Northern Irish botanist

(Ernest) Charles Nelson (15 September 1951 – 20 May 2024) was an Irish botanist and botanical artist who specialised in the heather family, Ericaceae, especially Erica, and whose past research interests included the Proteaceae especially Adenanthos.

He was the author or editor of over 24 books and more than 150 research papers (usually signed E. Charles Nelson). He was honorary editor of Archives of Natural History (the journal of the Society for the History of Natural History) between 1999 and 2012 and remained closely linked with the journal as one of the Associate Editors, and was honorary editor of Heathers (yearbook of the recently (2020) disbanded Heather Society) for 23 years until 2017.

== Early life and education ==
Charles Nelson was born in Belfast, Northern Ireland but the family lived in Enniskillen and he was educated at Portora Royal School, and obtained a Bachelor of Science degree in botany at the Aberystwyth University. He then moved to Australia where he obtained a PhD from the Australian National University (Canberra) in 1975, for his studies into the taxonomy and ecology of Adenanthos.

== Career ==
He then returned to Ireland, taking up the position of horticultural taxonomist at the Irish National Botanic Gardens, Glasnevin (Dublin). While based in Dublin he was one of the founding members of the Irish Garden Plant Society, chairing the inaugural meeting; he was subsequently made an honorary member. His interest in the history of Irish gardens and their plants continued, and he wrote frequently on Irish garden history for The Irish garden magazine. Until his resignation in late 2018, he was co-president, with David Gilliland, of the Northern Ireland Heritage Gardens Trust which he was instrumental in establishing (as the Northern Ireland Heritage Gardens Committee) in 1980.

== Later life ==
From 1996 he lived in England, originally in Outwell, near Wisbech in west Norfolk. In late 2020, following the death of his wife, he moved to Sutton St Edmund in South Lincolnshire. In his later years he worked as a freelance botanist, author and editor, and until 2015 frequently lead botanical holidays especially to Crete. His more recent publications include a biography of John Scouler, a Scottish naturalist who was Professor of Mineralogy to the Royal Dublin Society, published in June 2014 by the Glasgow Natural History Society.

In April 2014, the National Botanic Gardens of Ireland issued Nelson's biography of the botanical artist and plantsman, Lady Charlotte Wheeler-Cuffe; entitled Shadow among splendours: the adventures of Lady Charlotte Wheeler-Cuffe among the flowers of Burma 1897–1921. The book is illustrated with examples of Lady Cuffe's paintings and lengthy extract from her correspondence to her mother.
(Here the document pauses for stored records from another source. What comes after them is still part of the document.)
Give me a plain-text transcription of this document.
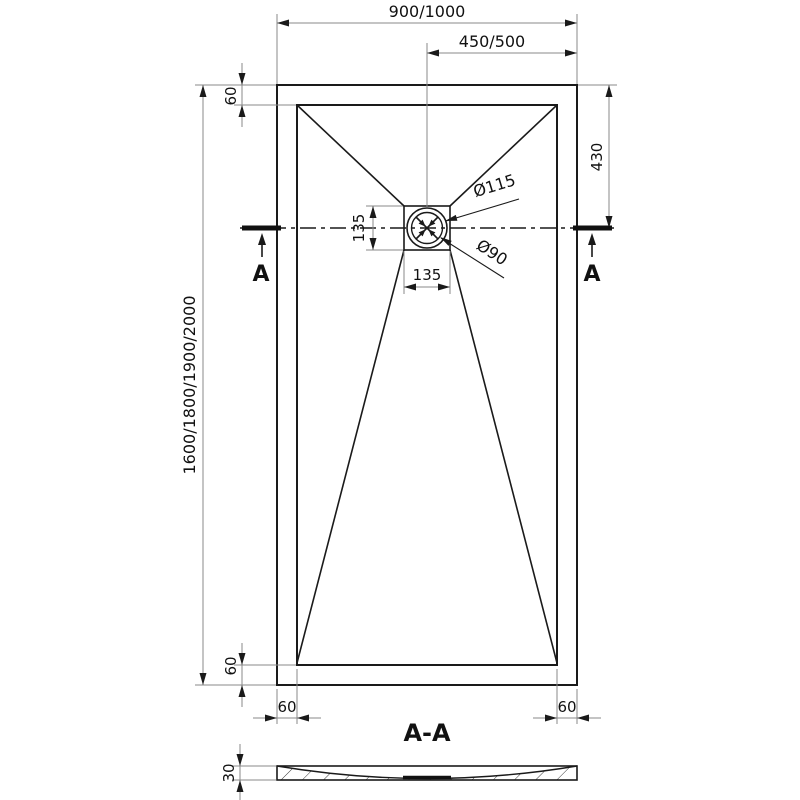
900/1000
450/500
60
1600/1800/1900/2000
430
135
135
Ø115
Ø90
60
60	60
A	A
A-A
30
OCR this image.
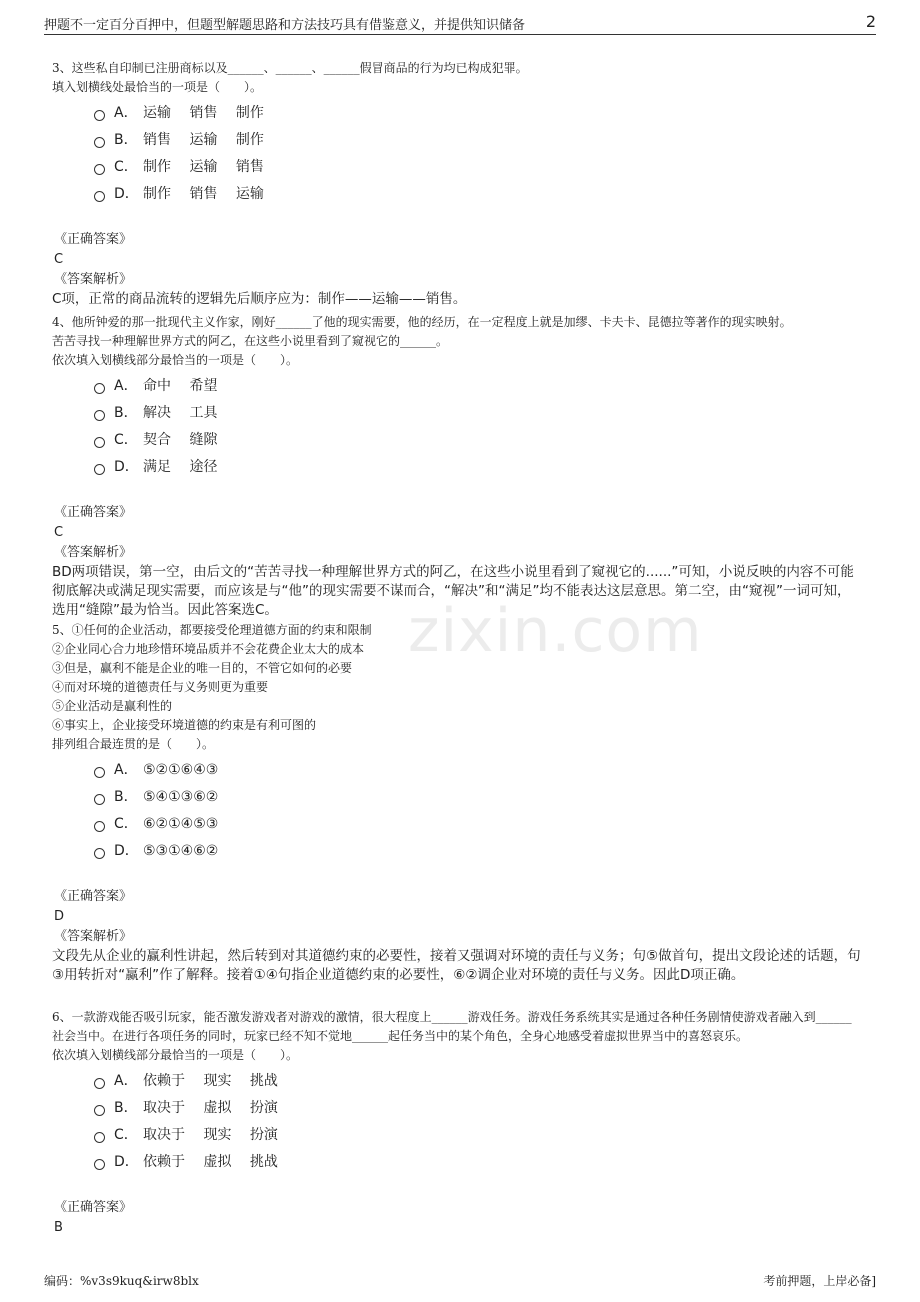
zixin.com
押题不一定百分百押中，但题型解题思路和方法技巧具有借鉴意义，并提供知识储备	2

3、这些私自印制已注册商标以及______、______、______假冒商品的行为均已构成犯罪。

填入划横线处最恰当的一项是（　　）。

A． 运输 销售 制作
B． 销售 运输 制作
C． 制作 运输 销售
D． 制作 销售 运输
《正确答案》
C
《答案解析》

C项，正常的商品流转的逻辑先后顺序应为：制作——运输——销售。

4、他所钟爱的那一批现代主义作家，刚好______了他的现实需要，他的经历，在一定程度上就是加缪、卡夫卡、昆德拉等著作的现实映射。

苦苦寻找一种理解世界方式的阿乙，在这些小说里看到了窥视它的______。

依次填入划横线部分最恰当的一项是（　　）。

A． 命中 希望
B． 解决 工具
C． 契合 缝隙
D． 满足 途径
《正确答案》
C
《答案解析》

BD两项错误，第一空，由后文的“苦苦寻找一种理解世界方式的阿乙，在这些小说里看到了窥视它的......”可知，小说反映的内容不可能彻底解决或满足现实需要，而应该是与“他”的现实需要不谋而合，“解决”和“满足”均不能表达这层意思。第二空，由“窥视”一词可知，选用“缝隙”最为恰当。因此答案选C。

5、①任何的企业活动，都要接受伦理道德方面的约束和限制

②企业同心合力地珍惜环境品质并不会花费企业太大的成本

③但是，赢利不能是企业的唯一目的，不管它如何的必要

④而对环境的道德责任与义务则更为重要

⑤企业活动是赢利性的

⑥事实上，企业接受环境道德的约束是有利可图的

排列组合最连贯的是（　　）。

A． ⑤②①⑥④③
B． ⑤④①③⑥②
C． ⑥②①④⑤③
D． ⑤③①④⑥②
《正确答案》
D
《答案解析》

文段先从企业的赢利性讲起，然后转到对其道德约束的必要性，接着又强调对环境的责任与义务；句⑤做首句，提出文段论述的话题，句③用转折对“赢利”作了解释。接着①④句指企业道德约束的必要性，⑥②调企业对环境的责任与义务。因此D项正确。

6、一款游戏能否吸引玩家，能否激发游戏者对游戏的激情，很大程度上______游戏任务。游戏任务系统其实是通过各种任务剧情使游戏者融入到______社会当中。在进行各项任务的同时，玩家已经不知不觉地______起任务当中的某个角色，全身心地感受着虚拟世界当中的喜怒哀乐。

依次填入划横线部分最恰当的一项是（　　）。

A． 依赖于 现实 挑战
B． 取决于 虚拟 扮演
C． 取决于 现实 扮演
D． 依赖于 虚拟 挑战
《正确答案》
B
编码：%v3s9kuq&irw8blx	考前押题，上岸必备]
In collaboration with David J. Elliott, executive director of the Catesby Commemorative Trust, Nelson edited the Trust's book The curious Mister Catesby – a naturalist explores new worlds which was published for the Trust by the University of Georgia Press in April 2015. The Catesby Commemorative Trust has been reformed (2020) as the Mark Catesby Centre, University of South Carolina, and Nelson was an (honorary) Senior Research Director of the centre.

== Awards and honours ==
In May 2013, he received the Society for the History of Natural History's Founders' Medal, and on 26 June 2020 was elected one of the Society's honorary members. In February 2015 the Royal Horticultural Society awarded Nelson the Veitch Memorial Medal. In September 2016, at the Annual General Meeting of The Heather Society, the Society's Award of Merit was given to Nelson and to Daphne Everett for their work on the Society's behalf. On 3 December 2016, Nelson was one of three recipients of the Royal Horticultural Society of Ireland's prestigious Medal of Honour; the co-recipients were Helen Dillon and Thomas Pakenham.

== Notable publications ==

Two of Nelson's books have been awarded the accolade of "Reference Book of The Year" by the Garden Media Guild (formerly the Garden Writers Guild): in 2001, A heritage of beauty. The garden plants of Ireland. An illustrated encyclopaedia (ISBN 0-9515890-1-6), and in 2012, Hardy heathers of the northern hemisphere: Calluna, Daboecia, Erica (ISBN 978-1-84246-170-9).